For example, in the picture below, I'm using some special
cauls to make sure the sides of this cabinet are straight.
I put glue in the groove that the back fits into and I
wanted to make sure the sides were not bulging outward.
A more common use of cauls is during a panel glue up - the
cauls are used to keep the boards aligned during glue up.
In this glue up, six cauls are used to keep the boards of
the panel aligned. The cauls also keep
the panel flat during glue up and minimize the amount of
work (and lost wood) to get it flat later.
I'll demonstrate the use of cauls in a panel glue up later,
but now, let's talk about how to make the cauls.
The first issue is the material the cauls are made from. You
can use almost any kind of wood, but many people use a good
grade of construction lumber. Here, I'm using eight foot 2
by 4's. The reason for selecting 2 by 4's is cost.

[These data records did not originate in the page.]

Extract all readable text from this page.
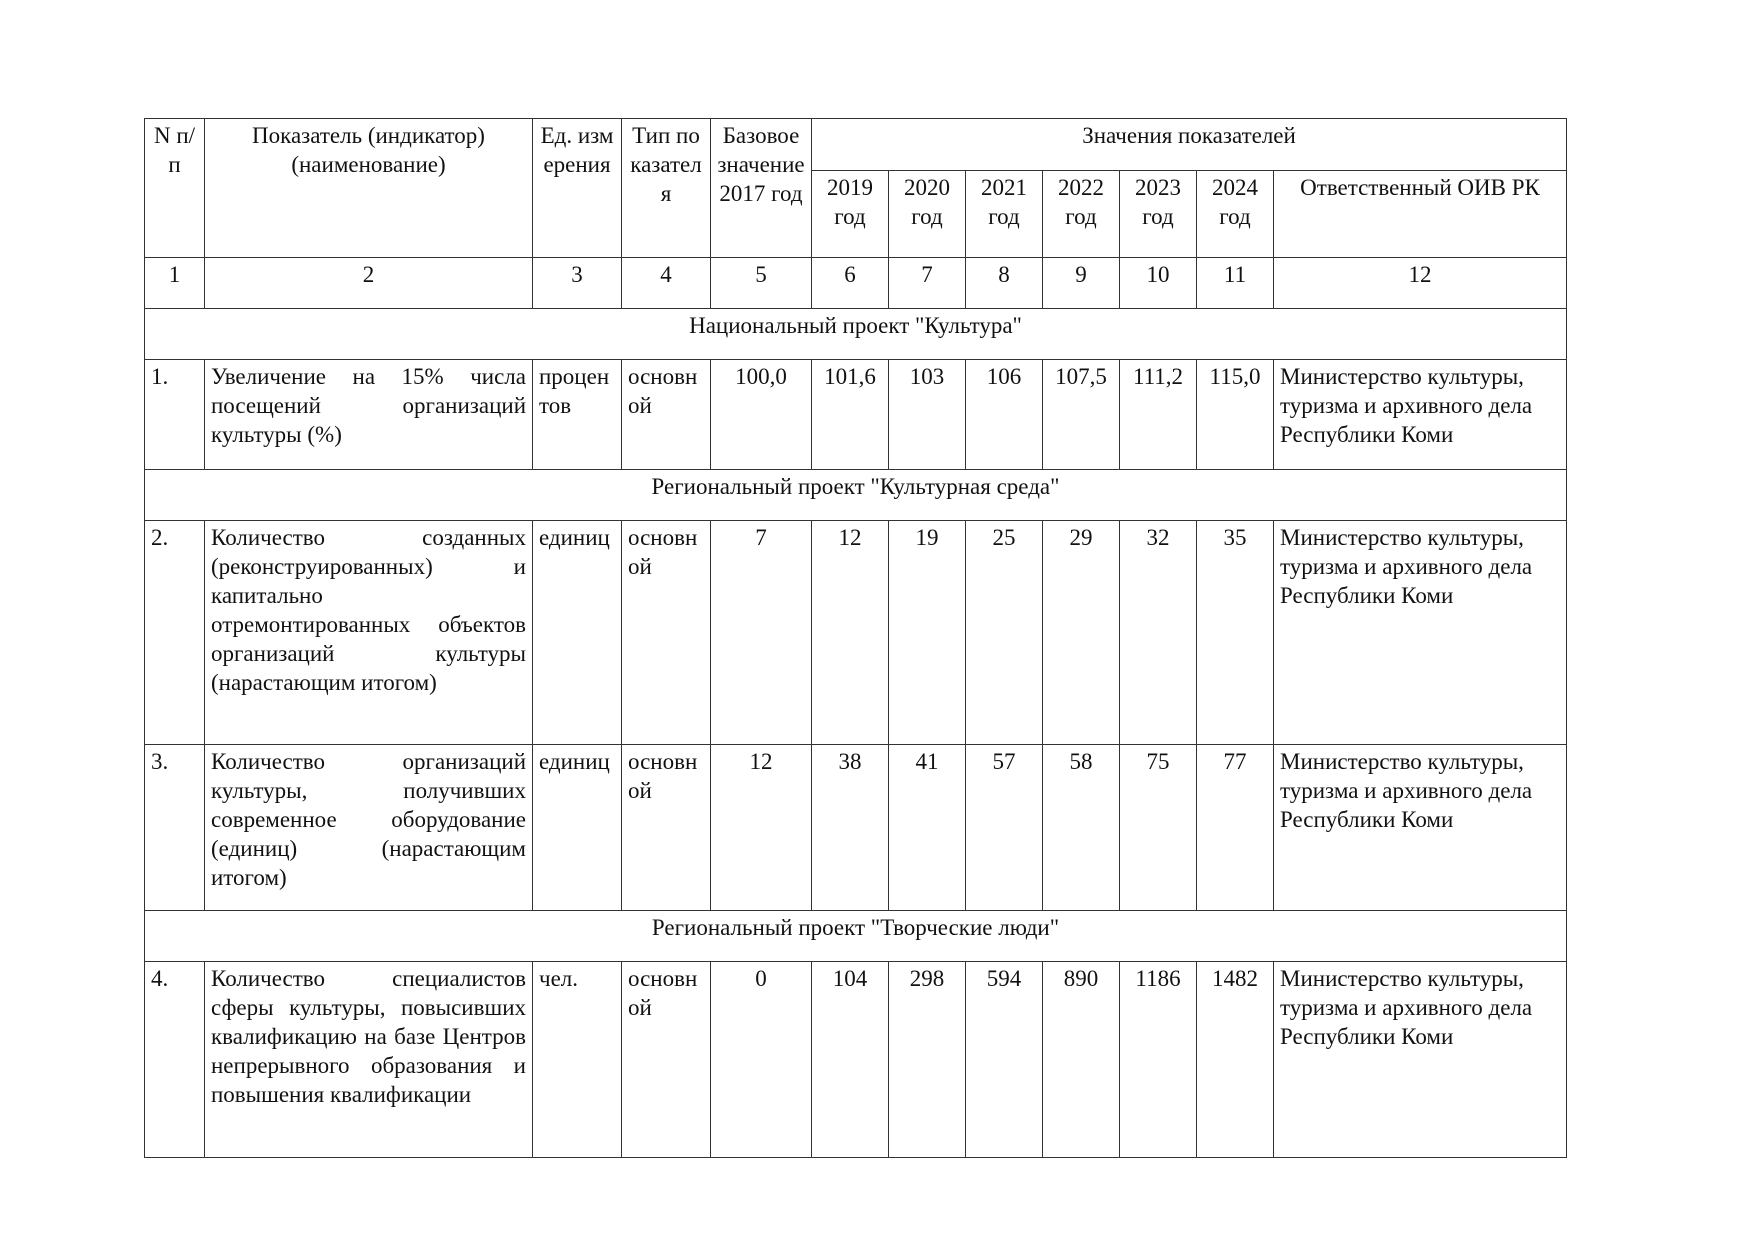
N п/п	Показатель (индикатор) (наименование)	Ед. измерения	Тип показателя	Базовое значение 2017 год	Значения показателей						
					2019 год	2020 год	2021 год	2022 год	2023 год	2024 год	Ответственный ОИВ РК
1	2	3	4	5	6	7	8	9	10	11	12
Национальный проект "Культура"											
1.	Увеличение на 15% числа посещений организаций культуры (%)	процентов	основной	100,0	101,6	103	106	107,5	111,2	115,0	Министерство культуры, туризма и архивного дела Республики Коми
Региональный проект "Культурная среда"											
2.	Количество созданных (реконструированных) и капитально отремонтированных объектов организаций культуры (нарастающим итогом)	единиц	основной	7	12	19	25	29	32	35	Министерство культуры, туризма и архивного дела Республики Коми
3.	Количество организаций культуры, получивших современное оборудование (единиц) (нарастающим итогом)	единиц	основной	12	38	41	57	58	75	77	Министерство культуры, туризма и архивного дела Республики Коми
Региональный проект "Творческие люди"											
4.	Количество специалистов сферы культуры, повысивших квалификацию на базе Центров непрерывного образования и повышения квалификации	чел.	основной	0	104	298	594	890	1186	1482	Министерство культуры, туризма и архивного дела Республики Коми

The ones I show here were less than $3 each. When you go to
select your 2 by 4's for cauls, don't buy the cheap 2 by
4's. Good ones are not expensive, you don't need a lot of
them, and you'll have them for many years.
Go to the stack
marked "premium" (or some name like that) 2 by 4's. Those
will probably be dry (most cheap 2 by 4's are "green" and
still have a lot of water in them). If you select those,
you'll have to let them dry out before using them - which
could take a year and they might warp in the process.
In selecting your 2 by 4's, try to find those with the
minimum of knots, or at least only small knots. Also look
for straight grain. Examine the end to make sure this 2 by 4
didn't come from the center of the tree (you'll see the
grain in a circle around the center pith of the tree).
Premium 2 by 4's sometimes have the end grain sealed with
As Martha Stewart would say, "That's a good thing." Make
sure there's no splits in the end of the boards.